IS-Terror in Deutschland? "Die Ungläubigen überraschen"
Bisher sind IS-Anschläge in Europa nur in Frankreich und Belgien bekannt. Doch es gibt Indizien, die neues Licht auf den Messerangriff auf einen Polizisten in Hannover werfen. Chatprotokolle legen nahe, dass die 15-jährige Tatverdächtige Safia S. Kontakt zum IS hatte.

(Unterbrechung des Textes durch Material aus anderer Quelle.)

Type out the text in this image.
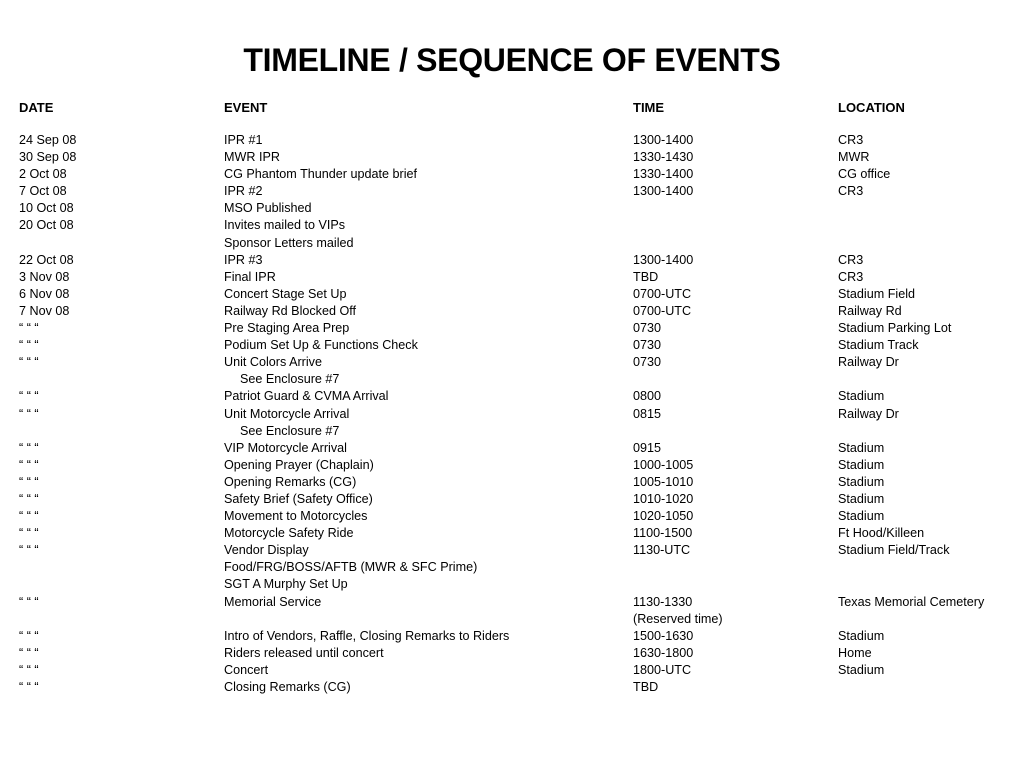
TIMELINE / SEQUENCE OF EVENTS
DATE	EVENT	TIME	LOCATION
24 Sep 08	IPR #1	1300-1400	CR3
30 Sep 08	MWR IPR	1330-1430	MWR
2 Oct 08	CG Phantom Thunder update brief	1330-1400	CG office
7 Oct 08	IPR #2	1300-1400	CR3
10 Oct 08	MSO Published
20 Oct 08	Invites mailed to VIPs
Sponsor Letters mailed
22 Oct 08	IPR #3	1300-1400	CR3
3 Nov 08	Final IPR	TBD	CR3
6 Nov 08	Concert Stage Set Up	0700-UTC	Stadium Field
7 Nov 08	Railway Rd Blocked Off	0700-UTC	Railway Rd
“ “ “	Pre Staging Area Prep	0730	Stadium Parking Lot
“ “ “	Podium Set Up & Functions Check	0730	Stadium Track
“ “ “	Unit Colors Arrive	0730	Railway Dr
See Enclosure #7
“ “ “	Patriot Guard & CVMA Arrival	0800	Stadium
“ “ “	Unit Motorcycle Arrival	0815	Railway Dr
See Enclosure #7
“ “ “	VIP Motorcycle Arrival	0915	Stadium
“ “ “	Opening Prayer (Chaplain)	1000-1005	Stadium
“ “ “	Opening Remarks (CG)	1005-1010	Stadium
“ “ “	Safety Brief (Safety Office)	1010-1020	Stadium
“ “ “	Movement to Motorcycles	1020-1050	Stadium
“ “ “	Motorcycle Safety Ride	1100-1500	Ft Hood/Killeen
“ “ “	Vendor Display	1130-UTC	Stadium Field/Track
Food/FRG/BOSS/AFTB (MWR & SFC Prime)
SGT A Murphy Set Up
“ “ “	Memorial Service	1130-1330	Texas Memorial Cemetery
(Reserved time)
“ “ “	Intro of Vendors, Raffle, Closing Remarks to Riders	1500-1630	Stadium
“ “ “	Riders released until concert	1630-1800	Home
“ “ “	Concert	1800-UTC	Stadium
“ “ “	Closing Remarks (CG)	TBD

Deutsche drohen vom fernen Syrien aus, Rückkehrer werden festgenommen - doch der blutige Terror ereignet sich jenseits der Grenzen zu den europäischen Nachbarn - in Frankreich und in Belgien. Bislang hat der selbst ernannte "Islamische Staat" offiziell keinen Anschlag auf deutschem Boden verübt.
Chatprotokolle, die Reporter von NDR, WDR und "SZ" einsehen konnten, nähren jedoch den Verdacht, dass der Messerangriff der 15-jährigen Safia S. im Februar möglicherweise der Terrormiliz zugerechnet werden könnte. Die Generalbundesanwaltschaft ermittelt. Sollten diese Vermutungen zutreffen, wäre dies der erste IS-Anschlag in Deutschland.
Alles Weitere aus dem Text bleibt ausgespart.